L'action Interparfums recule de 2,74 % à la clôture sur fond de tendance baissière
Le titre Interparfums a clôturé la séance du lundi 8 décembre en repli de 2,74 %, s'établissant à 24,84 euros contre 25,54 euros la veille. Cette baisse intervient dans un marché parisien quasi-stable, le CAC 40 ayant cédé seulement 0,08 % à 8 108,43 points. Le spécialiste des parfums sous licence poursuit ainsi sa trajectoire baissière entamée depuis plusieurs semaines, dans un contexte de visibilité réduite sur ses perspectives à moyen terme.

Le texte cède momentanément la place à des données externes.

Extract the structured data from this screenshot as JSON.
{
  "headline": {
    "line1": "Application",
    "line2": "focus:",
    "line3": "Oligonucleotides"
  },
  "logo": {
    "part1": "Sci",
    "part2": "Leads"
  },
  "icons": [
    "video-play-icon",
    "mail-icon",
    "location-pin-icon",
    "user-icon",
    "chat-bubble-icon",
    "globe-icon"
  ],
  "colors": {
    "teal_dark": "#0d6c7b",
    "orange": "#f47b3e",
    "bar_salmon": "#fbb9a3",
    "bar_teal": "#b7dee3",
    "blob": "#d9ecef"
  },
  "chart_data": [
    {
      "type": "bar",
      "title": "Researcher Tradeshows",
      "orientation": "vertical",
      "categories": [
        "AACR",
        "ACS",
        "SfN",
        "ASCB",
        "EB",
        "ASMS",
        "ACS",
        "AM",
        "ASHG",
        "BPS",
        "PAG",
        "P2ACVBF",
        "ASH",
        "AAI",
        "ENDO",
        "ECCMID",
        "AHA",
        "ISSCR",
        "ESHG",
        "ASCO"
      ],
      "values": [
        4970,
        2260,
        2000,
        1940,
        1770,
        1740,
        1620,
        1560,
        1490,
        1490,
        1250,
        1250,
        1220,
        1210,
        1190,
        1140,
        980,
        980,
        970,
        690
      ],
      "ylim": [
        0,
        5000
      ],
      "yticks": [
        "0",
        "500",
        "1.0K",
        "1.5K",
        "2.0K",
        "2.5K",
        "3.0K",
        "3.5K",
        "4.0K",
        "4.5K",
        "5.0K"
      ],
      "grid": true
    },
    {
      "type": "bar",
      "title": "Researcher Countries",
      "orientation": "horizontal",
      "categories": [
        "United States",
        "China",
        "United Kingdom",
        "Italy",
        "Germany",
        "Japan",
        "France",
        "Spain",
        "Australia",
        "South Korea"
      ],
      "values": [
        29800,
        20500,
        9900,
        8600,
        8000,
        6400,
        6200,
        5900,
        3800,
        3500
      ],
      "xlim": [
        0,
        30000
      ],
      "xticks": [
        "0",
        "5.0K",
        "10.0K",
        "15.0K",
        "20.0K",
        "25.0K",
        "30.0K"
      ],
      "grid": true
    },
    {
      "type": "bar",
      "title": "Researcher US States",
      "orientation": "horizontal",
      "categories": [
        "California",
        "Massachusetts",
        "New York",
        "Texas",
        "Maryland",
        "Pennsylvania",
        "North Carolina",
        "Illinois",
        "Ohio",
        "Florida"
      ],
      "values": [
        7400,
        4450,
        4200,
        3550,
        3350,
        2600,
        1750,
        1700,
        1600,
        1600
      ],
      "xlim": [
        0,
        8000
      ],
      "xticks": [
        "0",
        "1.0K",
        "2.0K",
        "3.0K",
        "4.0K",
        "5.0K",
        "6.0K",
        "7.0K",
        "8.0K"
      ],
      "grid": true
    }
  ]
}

La séance du lundi 8 décembre s'est soldée par un recul marqué du titre Interparfums, qui a abandonné 2,74 % pour s'établir à 24,84 euros. Les échanges sont restés modestes, avec une part de capital échangée de seulement 0,06 %, témoignant d'une prudence des investisseurs. Sur sept jours, le titre affiche néanmoins une progression de 1,55 %, suggérant un léger rebond technique après les fortes corrections précédentes. Cette performance contraste toutefois nettement avec les performances trimestrielle et annuelle : le titre accuse une chute de 17,86 % sur trois mois et un plongeon de 32,7 % sur un an, soit une sous-performance abyssale par rapport au CAC 40 qui gagne 9,18 % sur la même période. Le cours actuel de 24,84 euros place l'action au-dessus du seuil de support identifié à 22,74 euros, mais bien en-deçà de la résistance située à 29,52 euros.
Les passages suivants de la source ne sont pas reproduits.